Les deux visages de la campagne vietnamienne

La campagne vietnamienne est très connue pour ses rizières, ses villages paisibles entourés de denses massifs de bambou, ses troupeaux de buffles sur les chemins vicinaux. Aujourd’hui, une partie de sa physionomie a changé mais ces images d’Épinal deumeurent dans la poésie.

J’ai le plaisir de recevoir en même temps deux cadeaux culturels : deux recueils de poèmes. Le premier, Thôn ca (Chansons rustiques), édition de luxe, gros volume de 800 pages, rassemble les œuvres complètes du poète de la vie rustique Doàn Van Cu (1913-2004). L’autre, intitulé Huong quê (Parfum champêtre) est un modeste cahier d’une trentaine de pages ronéotypées présentant des poèmes de paysans du village de Thanh Vân.

 

Buffles, petites pâtres et bambous, des images de la campagne vietnamienne.
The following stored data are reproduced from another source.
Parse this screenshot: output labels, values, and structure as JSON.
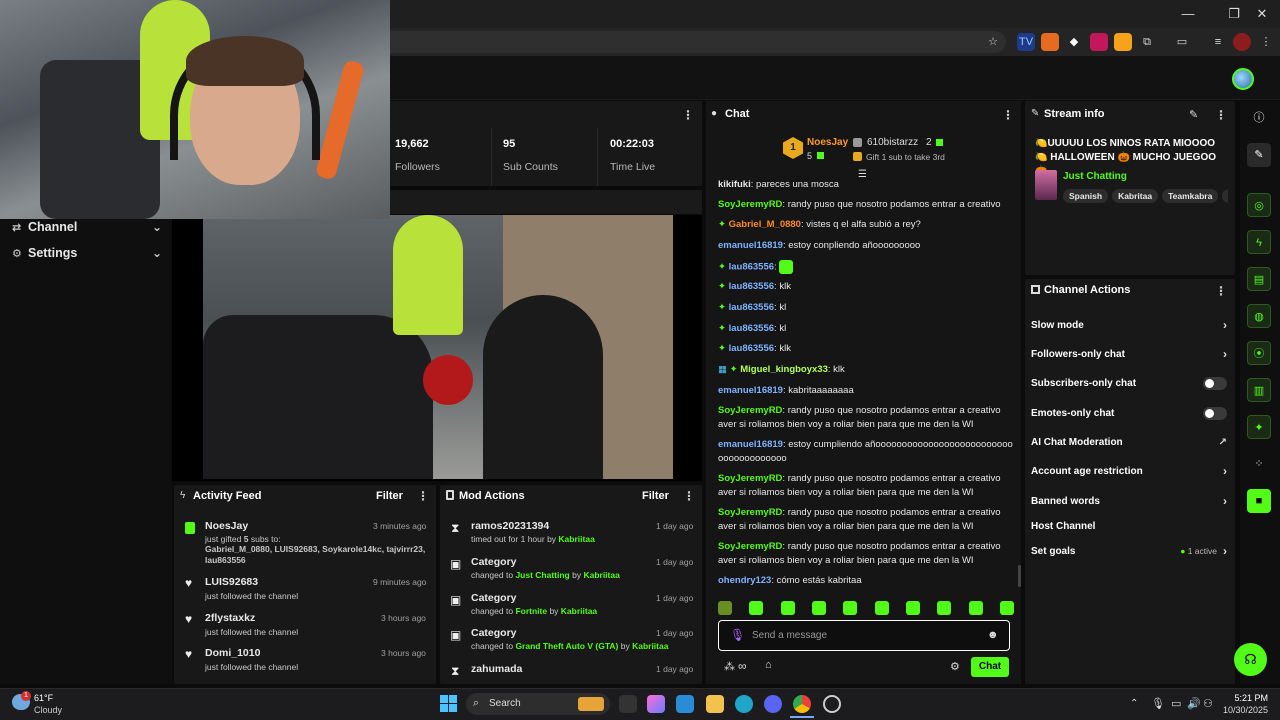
{
  "window_controls": {
    "minimize": "—",
    "maximize": "❐",
    "close": "✕"
  },
  "webcam": {},
  "sidebar": {
    "items": [
      {
        "label": "Channel",
        "icon": "channel-icon"
      },
      {
        "label": "Settings",
        "icon": "gear-icon"
      }
    ]
  },
  "stats": [
    {
      "value": "19,662",
      "label": "Followers"
    },
    {
      "value": "95",
      "label": "Sub Counts"
    },
    {
      "value": "00:22:03",
      "label": "Time Live"
    }
  ],
  "activity_feed": {
    "title": "Activity Feed",
    "filter_label": "Filter",
    "items": [
      {
        "name": "NoesJay",
        "time": "3 minutes ago",
        "action_prefix": "just gifted ",
        "action_count": "5",
        "action_suffix": " subs to:",
        "recipients": "Gabriel_M_0880, LUIS92683, Soykarole14kc, tajvirrr23, lau863556",
        "icon": "gift-icon"
      },
      {
        "name": "LUIS92683",
        "time": "9 minutes ago",
        "action": "just followed the channel",
        "icon": "heart-icon"
      },
      {
        "name": "2flystaxkz",
        "time": "3 hours ago",
        "action": "just followed the channel",
        "icon": "heart-icon"
      },
      {
        "name": "Domi_1010",
        "time": "3 hours ago",
        "action": "just followed the channel",
        "icon": "heart-icon"
      }
    ]
  },
  "mod_actions": {
    "title": "Mod Actions",
    "filter_label": "Filter",
    "items": [
      {
        "name": "ramos20231394",
        "time": "1 day ago",
        "prefix": "timed out for 1 hour by ",
        "target": "",
        "by": "Kabriitaa",
        "icon": "hourglass-icon"
      },
      {
        "name": "Category",
        "time": "1 day ago",
        "prefix": "changed to ",
        "target": "Just Chatting",
        "by": "Kabriitaa",
        "icon": "category-icon"
      },
      {
        "name": "Category",
        "time": "1 day ago",
        "prefix": "changed to ",
        "target": "Fortnite",
        "by": "Kabriitaa",
        "icon": "category-icon"
      },
      {
        "name": "Category",
        "time": "1 day ago",
        "prefix": "changed to ",
        "target": "Grand Theft Auto V (GTA)",
        "by": "Kabriitaa",
        "icon": "category-icon"
      },
      {
        "name": "zahumada",
        "time": "1 day ago",
        "prefix": "",
        "target": "",
        "by": "",
        "icon": "hourglass-icon"
      }
    ]
  },
  "chat": {
    "title": "Chat",
    "leaderboard": {
      "first_rank": "1",
      "first_name": "NoesJay",
      "first_count": "5",
      "second_name": "610bistarzz",
      "second_count": "2",
      "gift_hint": "Gift 1 sub to take 3rd"
    },
    "messages": [
      {
        "user": "kikifuki",
        "color": "white",
        "text": "pareces una mosca"
      },
      {
        "user": "SoyJeremyRD",
        "color": "green",
        "text": "randy puso que nosotro podamos entrar a creativo"
      },
      {
        "user": "Gabriel_M_0880",
        "color": "orange",
        "text": "vistes q el alfa subió a rey?",
        "badge": true
      },
      {
        "user": "emanuel16819",
        "color": "blue",
        "text": "estoy conpliendo añooooooooo"
      },
      {
        "user": "lau863556",
        "color": "blue",
        "text": "",
        "badge": true,
        "emote": true
      },
      {
        "user": "lau863556",
        "color": "blue",
        "text": "klk",
        "badge": true
      },
      {
        "user": "lau863556",
        "color": "blue",
        "text": "kl",
        "badge": true
      },
      {
        "user": "lau863556",
        "color": "blue",
        "text": "kl",
        "badge": true
      },
      {
        "user": "lau863556",
        "color": "blue",
        "text": "klk",
        "badge": true
      },
      {
        "user": "Miguel_kingboyx33",
        "color": "lime",
        "text": "klk",
        "badge": true
      },
      {
        "user": "emanuel16819",
        "color": "blue",
        "text": "kabritaaaaaaaa"
      },
      {
        "user": "SoyJeremyRD",
        "color": "green",
        "text": "randy puso que nosotro podamos entrar a creativo aver si roliamos bien voy a roliar bien para que me den la WI"
      },
      {
        "user": "emanuel16819",
        "color": "blue",
        "text": "estoy cumpliendo añooooooooooooooooooooooooooooooooooooooo"
      },
      {
        "user": "SoyJeremyRD",
        "color": "green",
        "text": "randy puso que nosotro podamos entrar a creativo aver si roliamos bien voy a roliar bien para que me den la WI"
      },
      {
        "user": "SoyJeremyRD",
        "color": "green",
        "text": "randy puso que nosotro podamos entrar a creativo aver si roliamos bien voy a roliar bien para que me den la WI"
      },
      {
        "user": "SoyJeremyRD",
        "color": "green",
        "text": "randy puso que nosotro podamos entrar a creativo aver si roliamos bien voy a roliar bien para que me den la WI"
      },
      {
        "user": "ohendry123",
        "color": "blue",
        "text": "cómo estás kabritaa"
      }
    ],
    "input_placeholder": "Send a message",
    "send_label": "Chat"
  },
  "stream_info": {
    "title": "Stream info",
    "stream_title": "🍋UUUUU LOS NINOS RATA MIOOOO 🍋 HALLOWEEN 🎃 MUCHO JUEGOO🎃...",
    "category": "Just Chatting",
    "tags": [
      "Spanish",
      "Kabritaa",
      "Teamkabra"
    ]
  },
  "channel_actions": {
    "title": "Channel Actions",
    "rows": [
      {
        "label": "Slow mode",
        "control": "chevron"
      },
      {
        "label": "Followers-only chat",
        "control": "chevron"
      },
      {
        "label": "Subscribers-only chat",
        "control": "toggle"
      },
      {
        "label": "Emotes-only chat",
        "control": "toggle"
      },
      {
        "label": "AI Chat Moderation",
        "control": "external"
      },
      {
        "label": "Account age restriction",
        "control": "chevron"
      },
      {
        "label": "Banned words",
        "control": "chevron"
      },
      {
        "label": "Host Channel",
        "control": "none"
      },
      {
        "label": "Set goals",
        "control": "chevron",
        "status": "1 active"
      }
    ]
  },
  "taskbar": {
    "weather_temp": "61°F",
    "weather_desc": "Cloudy",
    "weather_badge": "1",
    "search_placeholder": "Search",
    "time": "5:21 PM",
    "date": "10/30/2025"
  },
  "colors": {
    "accent": "#53fc18",
    "panel": "#181818",
    "background": "#0b0b0b"
  }
}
La lecture comparée de ces deux ouvrages nous permet de saisir la différence entre la campagne ancienne et la campagne nouvelle, entre le village traditionnel au temps de la colonisation française et le village évoluant depuis 70 ans, à partir de la Révolution d’Août 1945 qui a rendu l’indépendance au pays.

Le charme suranné des villages traditionnels

Mon regretté ami Doàn Van Cu était maître d’école à la campagne avant de devenir écrivain professionnel, après le succès de son recueil de poésies Thôn ca (1944). Je me rappelle toujours la visite que je lui ai faite à son village de Dô Quan dans la province de Nam Dinh, province au cœur du delta du fleuve Rouge. C’était vers la fin des années 1940, au début de la guerre de résistance contre la reconquête française du Vietnam. Nos forces populaires encerclaient la garnison française de la ville de Nam Dinh, la campagne environnante dont faisait partie Dô Quan était une zone libre.

Mon ami m’accueillit en barque, parce qu’en été, les rizières étaient inondées. Le maître d’école aux manières simples et affables était ravi de me faire sentir le charme suranné du village traditionnel, celui qu’il chante dans son recueil Thôn ca. Le village pour lui, c’est «quelques dizaines de paillotes», «une pagode hautement perchée» «le toit de la maison commune», «la haie de bambou protectrice», «une rivière claire tout autour», «un petit temple perdu», «les midis d’été emplis de sons de flûte aérienne qu’écoutent buffles et bœufs au repos, les talus verts émeraudes des rizières, les aboiements de chien à la tombée de la nuit, les cocoricos à l’aurore, le bruit de l’eau écopée au clair de lune, le remue-ménage pendant la moisson, les fêtes printanières sans fin».

 

Moisson du riz..

Le charme désuet du marché du Têt

Parmi les poèmes de Doàn Van Cu, le marché du Têt est le plus célèbre. Il y décrit l’allégresse collective de tous les villageois à la veille du Nouvel An lunaire. En voici quelques strophes traduites par Pham Huy Thông :

«Sur le chemin qui ourle de blanc le rebord des collines verdoyantes,

Les gens des métairies par foules animées se rendent au marché du Nouvel An.

Ils s’en vont joyeusement en longues files sur l’herbe bleutée ;

Bambins en veste rouge qui trottinent, trottinent,

Vieux, plus rares, qui, s’appuyant sur des bâtons, s’avancent le dos courbé,

Jeunes filles au cache-sein écarlate qui dérobent leurs lèvres pour sourire en silence,

Nourrissons cherchant à glisser leurs têtes près du cache sein maternel…

Deux villageois portant ensemble un cochon suspendu, courent en tête,

Avec un bœuf jaunes amusant à voir attaché à leurs pas.

… Acheteurs et vendeurs entrent et sortent et se pressent à la porte du marché.

Un buffle, dressé sur ses pattes, les yeux mi-clos, fait semblant de dormir

Pour mieux écouter un client au verbe tonitruant.

Le vendeur d’estampes ployant sous le poids d’une paire de paniers.

Cherche un endroit bien bondé pour s’installer et étaler sa marchandise.

Un lettré s’arc-boutant l’échine sur une planche qui fait lit,

Frotte l’encre au creux de l’encrier et s’applique à calligraphier des poèmes en l’honneur du printemps.

Le vieux maître confucianiste s’arrête et, se lissant la barbiche,

Lit à voix basse des sentences parallèles inscrites sur du papier rouge.

La vieille aubergiste qui tient boutique tout auprès d’un pagodon vétuste,

A les cheveux par l’eau du temps lavés d’une blancheur éclatante.

Un marchand d’objets du culte, la tête enserrée dans un turban marron,

Assis, remet en ordre un amas de lingots d’or votifs sur une natte.